CJK Decomposition Data
The CJK Decomposition Data File is a graphical analysis of the approx 75,000 Chinese/Japanese characters in Unicode. The latest version is 0.4.0
, updated on 15 August 2012.
The download file is a utf8 text file. The data file is totally my own work, and distributed under 6 licenses, of which you only need choose one:
The data comprises the 36 strokes (0x31c0..0x31e3), the 115 radicals (0x2e80..0x2ef3, except 0x2e9a), the 20924 unified characters (0x4e00..0x9fbb), the 12 unique characters from the compatibility range (0xf900..0xfad9), the 6582 extension A characters (0x3400..0x4db5), the 42711 extension B characters (0x20000..0x2a6d6), the 4149 extension C characters (0x2a700..0x2b734), and the 222 extension D characters (0x2b740..0x2b81d).
Each record has 3 fields, viz, the character being defined, the type of decomposition, and a list of zero or more constituent components, like so: 的:a(白,勺)
The character being defined and the constituent components are either a Unihan token, in the basic or a supplemental plane, or a 5-digit number representing an intermediate decomposition not in Unicode.
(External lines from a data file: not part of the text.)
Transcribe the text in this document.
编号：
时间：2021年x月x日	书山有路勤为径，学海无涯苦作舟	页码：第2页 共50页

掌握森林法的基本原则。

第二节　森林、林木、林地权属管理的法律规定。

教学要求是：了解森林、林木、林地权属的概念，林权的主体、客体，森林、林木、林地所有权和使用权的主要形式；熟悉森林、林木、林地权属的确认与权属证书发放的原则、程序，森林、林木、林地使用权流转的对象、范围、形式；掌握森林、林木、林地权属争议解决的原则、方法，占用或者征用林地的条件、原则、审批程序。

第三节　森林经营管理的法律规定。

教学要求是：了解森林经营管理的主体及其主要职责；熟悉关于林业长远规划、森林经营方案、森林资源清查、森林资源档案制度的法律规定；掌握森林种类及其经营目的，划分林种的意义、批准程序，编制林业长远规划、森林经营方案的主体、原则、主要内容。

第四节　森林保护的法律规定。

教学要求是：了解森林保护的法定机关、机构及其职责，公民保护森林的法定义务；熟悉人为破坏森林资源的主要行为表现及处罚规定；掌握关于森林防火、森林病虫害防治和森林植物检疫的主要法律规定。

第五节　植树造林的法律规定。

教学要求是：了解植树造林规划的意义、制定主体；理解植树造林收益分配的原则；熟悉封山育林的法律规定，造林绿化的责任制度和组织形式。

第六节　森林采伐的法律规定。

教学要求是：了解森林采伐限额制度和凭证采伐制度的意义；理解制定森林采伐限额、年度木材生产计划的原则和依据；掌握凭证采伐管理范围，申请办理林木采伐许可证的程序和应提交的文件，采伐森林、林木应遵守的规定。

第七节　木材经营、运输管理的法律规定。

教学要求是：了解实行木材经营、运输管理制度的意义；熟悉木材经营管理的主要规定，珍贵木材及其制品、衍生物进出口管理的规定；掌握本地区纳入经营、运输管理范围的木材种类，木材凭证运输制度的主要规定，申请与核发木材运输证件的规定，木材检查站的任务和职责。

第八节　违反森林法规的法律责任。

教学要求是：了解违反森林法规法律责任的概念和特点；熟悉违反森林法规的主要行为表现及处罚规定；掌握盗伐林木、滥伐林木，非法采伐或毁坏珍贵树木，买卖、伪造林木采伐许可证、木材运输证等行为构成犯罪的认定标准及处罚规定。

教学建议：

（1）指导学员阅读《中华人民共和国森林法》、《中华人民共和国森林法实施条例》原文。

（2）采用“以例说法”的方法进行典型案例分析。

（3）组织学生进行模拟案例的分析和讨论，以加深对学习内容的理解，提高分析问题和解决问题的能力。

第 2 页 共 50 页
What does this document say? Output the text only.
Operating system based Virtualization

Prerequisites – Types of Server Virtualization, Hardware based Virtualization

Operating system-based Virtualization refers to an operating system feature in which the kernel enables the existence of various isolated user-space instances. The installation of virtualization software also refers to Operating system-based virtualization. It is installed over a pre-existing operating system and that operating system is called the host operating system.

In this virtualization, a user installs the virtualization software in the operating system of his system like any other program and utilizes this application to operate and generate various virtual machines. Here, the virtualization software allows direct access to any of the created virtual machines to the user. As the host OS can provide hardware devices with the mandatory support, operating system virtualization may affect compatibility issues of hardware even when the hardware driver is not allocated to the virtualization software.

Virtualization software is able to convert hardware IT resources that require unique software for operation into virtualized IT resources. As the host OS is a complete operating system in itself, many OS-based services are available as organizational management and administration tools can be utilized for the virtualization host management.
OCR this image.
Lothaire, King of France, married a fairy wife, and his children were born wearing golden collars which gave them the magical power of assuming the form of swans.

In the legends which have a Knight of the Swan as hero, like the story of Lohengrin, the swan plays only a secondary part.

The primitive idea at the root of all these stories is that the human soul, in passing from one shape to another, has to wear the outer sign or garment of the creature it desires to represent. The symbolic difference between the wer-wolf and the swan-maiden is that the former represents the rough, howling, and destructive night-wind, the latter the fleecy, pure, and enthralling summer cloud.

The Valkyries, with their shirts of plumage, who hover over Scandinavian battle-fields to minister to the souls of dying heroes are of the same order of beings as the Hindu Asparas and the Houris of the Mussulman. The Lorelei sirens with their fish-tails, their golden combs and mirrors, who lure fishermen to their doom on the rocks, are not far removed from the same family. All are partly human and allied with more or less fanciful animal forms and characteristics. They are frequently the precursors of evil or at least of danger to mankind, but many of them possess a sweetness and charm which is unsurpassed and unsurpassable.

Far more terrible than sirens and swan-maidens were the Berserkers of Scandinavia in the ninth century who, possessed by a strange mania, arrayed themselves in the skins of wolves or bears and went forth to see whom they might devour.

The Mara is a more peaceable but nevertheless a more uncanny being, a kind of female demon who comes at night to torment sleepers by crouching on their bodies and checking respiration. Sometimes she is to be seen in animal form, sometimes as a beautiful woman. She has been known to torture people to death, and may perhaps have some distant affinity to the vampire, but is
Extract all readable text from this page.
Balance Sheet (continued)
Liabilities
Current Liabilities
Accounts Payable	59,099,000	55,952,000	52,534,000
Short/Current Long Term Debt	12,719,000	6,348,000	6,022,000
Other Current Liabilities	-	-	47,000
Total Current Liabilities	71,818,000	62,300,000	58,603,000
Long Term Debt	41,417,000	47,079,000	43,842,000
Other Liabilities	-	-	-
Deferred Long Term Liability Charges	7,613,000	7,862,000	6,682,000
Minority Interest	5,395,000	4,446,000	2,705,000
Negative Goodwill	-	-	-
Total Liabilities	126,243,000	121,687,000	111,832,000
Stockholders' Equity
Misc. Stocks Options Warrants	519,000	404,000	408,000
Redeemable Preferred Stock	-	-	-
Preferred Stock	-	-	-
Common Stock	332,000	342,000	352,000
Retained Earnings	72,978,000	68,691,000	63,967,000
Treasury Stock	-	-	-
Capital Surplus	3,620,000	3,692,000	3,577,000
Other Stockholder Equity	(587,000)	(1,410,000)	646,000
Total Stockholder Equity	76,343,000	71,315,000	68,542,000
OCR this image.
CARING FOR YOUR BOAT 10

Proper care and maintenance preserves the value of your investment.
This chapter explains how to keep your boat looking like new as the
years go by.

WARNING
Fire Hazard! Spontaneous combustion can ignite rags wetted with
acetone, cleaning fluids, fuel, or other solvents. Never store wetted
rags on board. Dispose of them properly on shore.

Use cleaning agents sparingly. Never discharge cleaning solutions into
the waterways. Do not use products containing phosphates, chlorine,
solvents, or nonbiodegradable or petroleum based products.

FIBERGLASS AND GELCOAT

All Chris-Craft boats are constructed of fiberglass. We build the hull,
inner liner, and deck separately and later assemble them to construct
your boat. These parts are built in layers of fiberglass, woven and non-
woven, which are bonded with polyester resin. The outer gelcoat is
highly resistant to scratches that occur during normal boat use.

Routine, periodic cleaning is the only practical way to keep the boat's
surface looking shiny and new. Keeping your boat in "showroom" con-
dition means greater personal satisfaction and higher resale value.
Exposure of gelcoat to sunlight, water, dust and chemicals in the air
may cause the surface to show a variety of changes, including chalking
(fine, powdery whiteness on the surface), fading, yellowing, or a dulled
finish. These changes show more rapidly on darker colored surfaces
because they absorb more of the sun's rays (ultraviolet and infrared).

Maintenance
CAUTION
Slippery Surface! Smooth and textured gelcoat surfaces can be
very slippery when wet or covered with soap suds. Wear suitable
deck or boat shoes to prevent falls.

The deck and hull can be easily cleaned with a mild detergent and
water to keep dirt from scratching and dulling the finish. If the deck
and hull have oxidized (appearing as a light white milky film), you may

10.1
There are approx 10,000 such intermediate decompositions.
If you need a font, you can use the Hanazono font
Only pictorial configurations are used, not semantic ones. Where characters have typeface differences I've used the one provided by the Mainland Chinese contribution to Unicode. When there's more than one possible configuration, I've selected one only.
The possible configurations and their meanings are:
| Code regex || Meaning || Number of possible constituents |
| c || component || 0 |
| m.* || modified in some way, e.g. me=equivalent, msp=special, mo=outline, ml=left radical version || 1 |
| w.* || second constituent contained within first in some way, e.g. w=within at the center, wbl=within at bottom left || 2 |
| ba|d || second between first moving across or downwards || 2 |
| lock || components locked together || 2 |
| s.* || first component surrounds second, e.g. s=surrounds fully, str=surrounds around the top-right || 2 |
| a || flows across || >= 2 |
| d || flows downwards || >= 2 |
| r.* || repeats and/or reflects in some way, e.g. refh=reflect horizontally, rot=rotate 180 degrees, rrefr= repeat with a reflection rightwards, ra=repeat across, r3d=repeat 3 times downwards, r3tr=repeat in a triangle, rst=repeat surrounding around the top || 1 |
The s, a, d, and r codes may be followed by /t, /m, /s, or /o, to show whether the join touches, molds, snaps together, or overlaps, respectively.
Some more work needs to be done, including reducing the quantity of intermediate components by removing duplicates, lowering the number of components in many sequences, reanalysis of decomposition configurations, and of course quality checking and corrections.